Aprígio ‘cochila’, não regulariza lei do ’14º salário’ e faz servidores de Taboão perderem benefício

Especial para o VERBO ONLINE

Aprígio (Podemos) e Buscarini (PSD) na posse; lei do 14º salário foi criado na gestão de Buscarini e tem fim sob Aprígio, com Buscarini vice | Ian de Freitas/PMTS

ADILSON OLIVEIRA
Especial para o VERBO ONLINE, em Taboão da Serra

O prefeito Aprígio (Podemos) não regularizou a lei do “14º salário” e levou os servidores municipais de Taboão da Serra (da Prefeitura e da Câmara) a perder o benefício, após o Tribunal de Justiça de São Paulo julgar o pagamento inconstitucional. Ao classificar o chamado “salário de férias” do funcionalismo como ilegal, o TJ concedeu em 28 de abril – data da sentença proferida – 90 dias para a prefeitura regularizar a legislação, mas não providenciou.

A lei complementar municipal 18, de 14 de setembro de 1994, foi atacada por ação direta de inconstitucionalidade movida pela Procuradoria-Geral do Estado de São Paulo (Ministério Público em segunda instância). O TJ seguiu a Adin que sustentou que a vantagem “não atende a nenhum interesse público e tampouco às exigências do serviço, retratando mero dispêndio público” e tem “o propósito de camuflar vantagem imoral e desproporcional”.

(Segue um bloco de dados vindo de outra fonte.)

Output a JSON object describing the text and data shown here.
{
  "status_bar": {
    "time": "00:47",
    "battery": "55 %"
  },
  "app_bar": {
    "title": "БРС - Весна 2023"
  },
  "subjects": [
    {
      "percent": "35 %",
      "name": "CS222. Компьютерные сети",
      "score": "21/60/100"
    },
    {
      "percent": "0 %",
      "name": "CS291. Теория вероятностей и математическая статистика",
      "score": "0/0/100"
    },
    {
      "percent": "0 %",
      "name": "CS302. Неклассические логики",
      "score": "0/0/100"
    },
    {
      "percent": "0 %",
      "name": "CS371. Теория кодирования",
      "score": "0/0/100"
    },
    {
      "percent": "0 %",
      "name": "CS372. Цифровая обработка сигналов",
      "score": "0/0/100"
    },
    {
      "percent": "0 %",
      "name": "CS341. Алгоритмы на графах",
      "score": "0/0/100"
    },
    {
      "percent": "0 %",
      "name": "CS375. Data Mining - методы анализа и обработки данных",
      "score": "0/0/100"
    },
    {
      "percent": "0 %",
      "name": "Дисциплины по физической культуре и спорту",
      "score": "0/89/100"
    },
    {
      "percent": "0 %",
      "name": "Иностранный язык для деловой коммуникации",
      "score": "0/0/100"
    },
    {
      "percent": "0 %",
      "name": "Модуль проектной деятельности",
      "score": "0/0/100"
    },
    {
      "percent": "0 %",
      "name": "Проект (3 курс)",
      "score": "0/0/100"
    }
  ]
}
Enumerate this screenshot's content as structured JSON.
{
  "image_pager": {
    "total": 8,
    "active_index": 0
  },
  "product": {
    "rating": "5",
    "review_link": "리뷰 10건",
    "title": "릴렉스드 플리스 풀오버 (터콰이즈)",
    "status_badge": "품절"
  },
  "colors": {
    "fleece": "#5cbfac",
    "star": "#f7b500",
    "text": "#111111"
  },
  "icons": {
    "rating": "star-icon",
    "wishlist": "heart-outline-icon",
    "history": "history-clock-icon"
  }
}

A informação foi publicada pelo blog “Bar e Lanches Taboão”, do jornalista David da Silva. Apesar de cassar os artigos 61 a 64 da lei complementar e por consequência eliminar o “14º salário” do funcionalismo de Taboão, o TJ permitiu que subsistisse “o pagamento do terço de férias com base nos dispositivos impugnados, pelo prazo de três meses, até que seja regularizada a legislação municipal” – com encerramento nesta quarta-feira (28).

O governo Aprígio, porém, não adaptou “sua estrutura funcional de acordo com a nova realidade normativa”, o prefeito não encaminhou à Câmara projeto de lei para regularizar as férias do funcionalismo municipal, e o direito a um abono no período do descanso remunerado – alegou que “não se mostra como prazo razoável”. Ele apresentou recurso extraordinário contra a decisão do TJ com pedido de efeito suspensivo, no último dia 12.

Prefeitura e Câmara argumentaram que “se trata de vantagem destinada à remuneração de férias dos servidores públicos, conforme o disposto na Constituição Federal, não configurando acréscimo aos vencimentos percebidos no decorrer de um ano”. Mas o TJ rejeitou por unanimidade – 24 desembargadores julgaram a ação. Apesar da decisão, quem recebeu o “14º salário” não terá de devolver. Mas quem ainda não recebeu não receberá mais.

O governo teria “cochilado”. “O prefeito entrou com recurso extraordinário, mas o correto teria sido elaborar uma nova lei sobre as férias do funcionalismo dentro do prazo concedido pelo tribunal”, disseram especialistas ouvidos pelo blog de David. Aprígio não teria se preocupado em garantir o “14º salário” aos servidores apesar do beneficío ser uma “conquista” do tempo do aliado – em 1994 o prefeito era José Vicente Buscarini (PSD), atual vice de Aprígio.